What are the three authentication methods available in PostgreSQL?
-The three authentication methods in PostgreSQL are: 1) PostgreSQL internal authentication (trust, reject, md5, scram, cert) 2) OS authentication (pam, peer, ident) 3) External authentication (ldap, radius)
How can you control database access in PostgreSQL?
-Database access can be controlled in PostgreSQL using the pg_hba.conf file. This file allows you to specify which IP addresses, databases, and users can connect to the database and what authentication method will be used.
What is row level security in PostgreSQL?
-Row level security in PostgreSQL allows granting or revoking permissions to access specific rows in a table, rather than the entire table. This is done by creating policies that compare the current user to values in a column to determine access.
What are some best practices for securing backups in PostgreSQL?
-Some best practices are: encrypt backups, store backups securely offline or on separate secured systems, use strict access controls on backups, test restoration procedures regularly.

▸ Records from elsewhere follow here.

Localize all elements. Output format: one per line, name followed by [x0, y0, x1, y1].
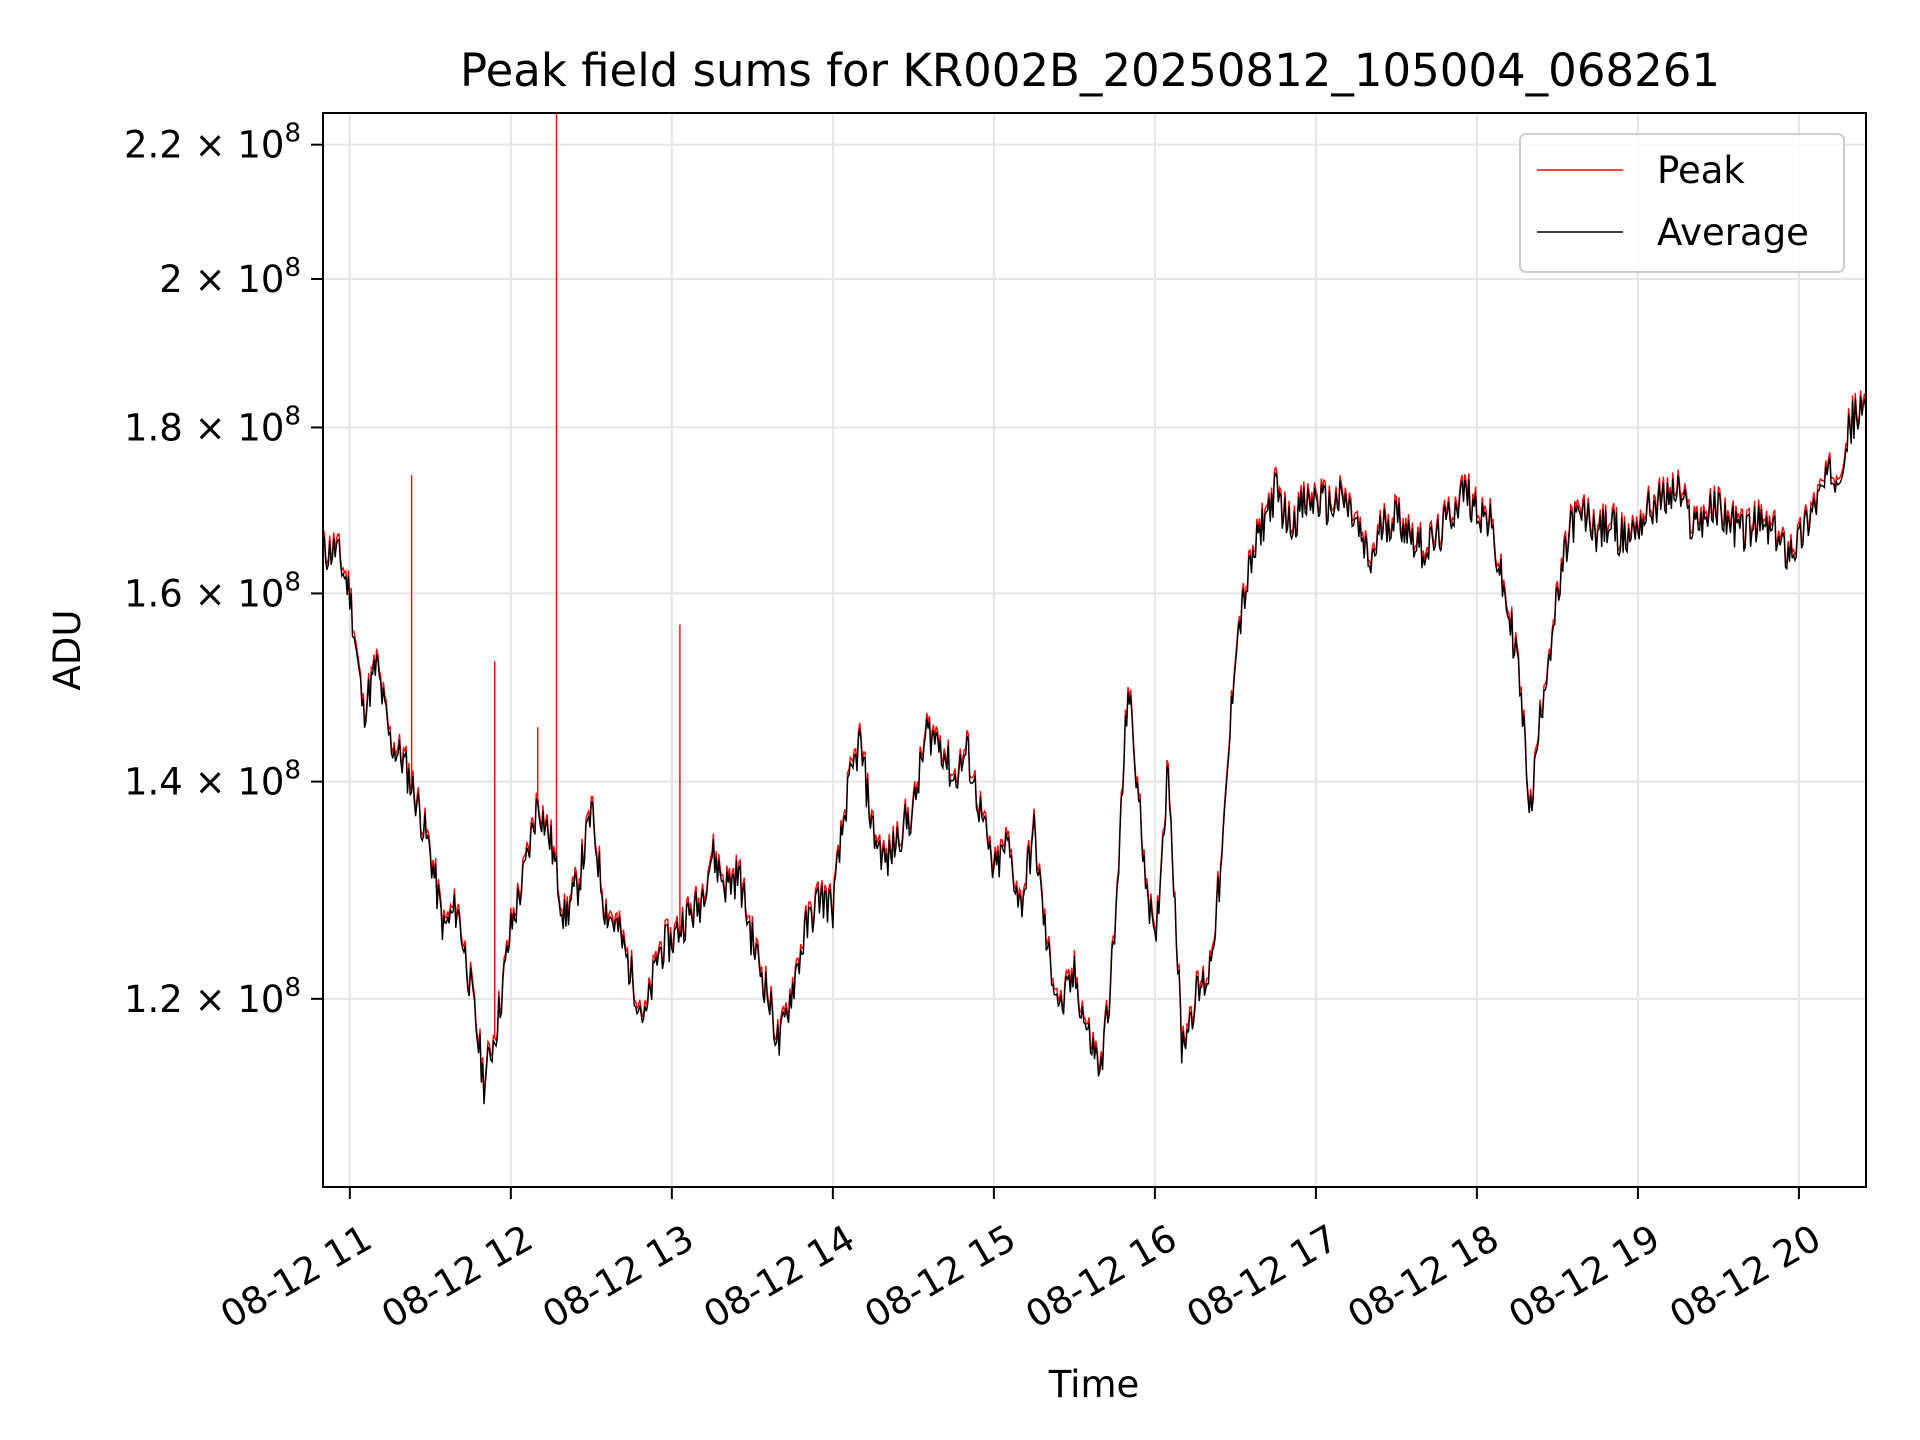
- legend-box: [1519, 133, 1845, 273]
- x-axis-label: Time: [1048, 1363, 1140, 1406]
- y-tick-label: 2.2 × 108: [124, 119, 301, 167]
- grid: [323, 113, 1866, 1187]
- y-tick-label: 2 × 108: [159, 253, 301, 301]
- y-tick-label: 1.4 × 108: [124, 756, 301, 804]
- y-axis-ticks: 1.2 × 108 1.4 × 108 1.6 × 108 1.8 × 108 2 × …: [124, 119, 323, 1021]
- legend-label-peak: Peak: [1657, 149, 1745, 192]
- y-tick-label: 1.2 × 108: [124, 973, 301, 1021]
- legend-label-average: Average: [1657, 211, 1809, 254]
- plot-frame: [322, 112, 1867, 1188]
- y-tick-label: 1.8 × 108: [124, 401, 301, 449]
- y-tick-label: 1.6 × 108: [124, 567, 301, 615]
- chart-title: Peak field sums for KR002B_20250812_1050…: [460, 44, 1720, 97]
- y-axis-label: ADU: [46, 610, 89, 691]
- series-layer: [323, 113, 1866, 1105]
- legend: Peak Average: [1519, 133, 1845, 273]
- series-line-average: [323, 396, 1866, 1105]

What logging capabilities does PostgreSQL provide?
-PostgreSQL provides detailed logging of statements and activity via views like pg_stat_activity. There are also third party tools like pgAudit and pg_stat_monitor for auditing and monitoring.
How can you encrypt column data in PostgreSQL?
-The pgcrypto module in PostgreSQL provides functions to encrypt data at the column level. For example, pgp_sym_encrypt() can be used to encrypt a value that can later be decrypted with the key.
What encryption does PostgreSQL provide out of the box?
-PostgreSQL provides SSL encryption for data in transit as well as column level encryption via the pgcrypto module. It does not provide transparent data encryption at the table or database level.
How does PostgreSQL authentication work?
-PostgreSQL authentication works by specifying which IP addresses, users, and databases are allowed to connect in the pg_hba.conf file along with the authentication method to use. This controls who can access the database server.
What are some security best practices related to the PostgreSQL configuration?
-Best practices include: not using 'trust' authentication in production, avoid allowing connections from all IP addresses, disable or restrict direct access to port 5432 from the internet, and be cautious about allowing access from 'all' databases or users.
What utilities does PostgreSQL provide for auditing database activity?
-PostgreSQL provides the pg_stat_activity view for monitoring current activity as well as allowing log_statement=all for logging all statements. There are also various third party tools focused on auditing and monitoring PostgreSQL databases.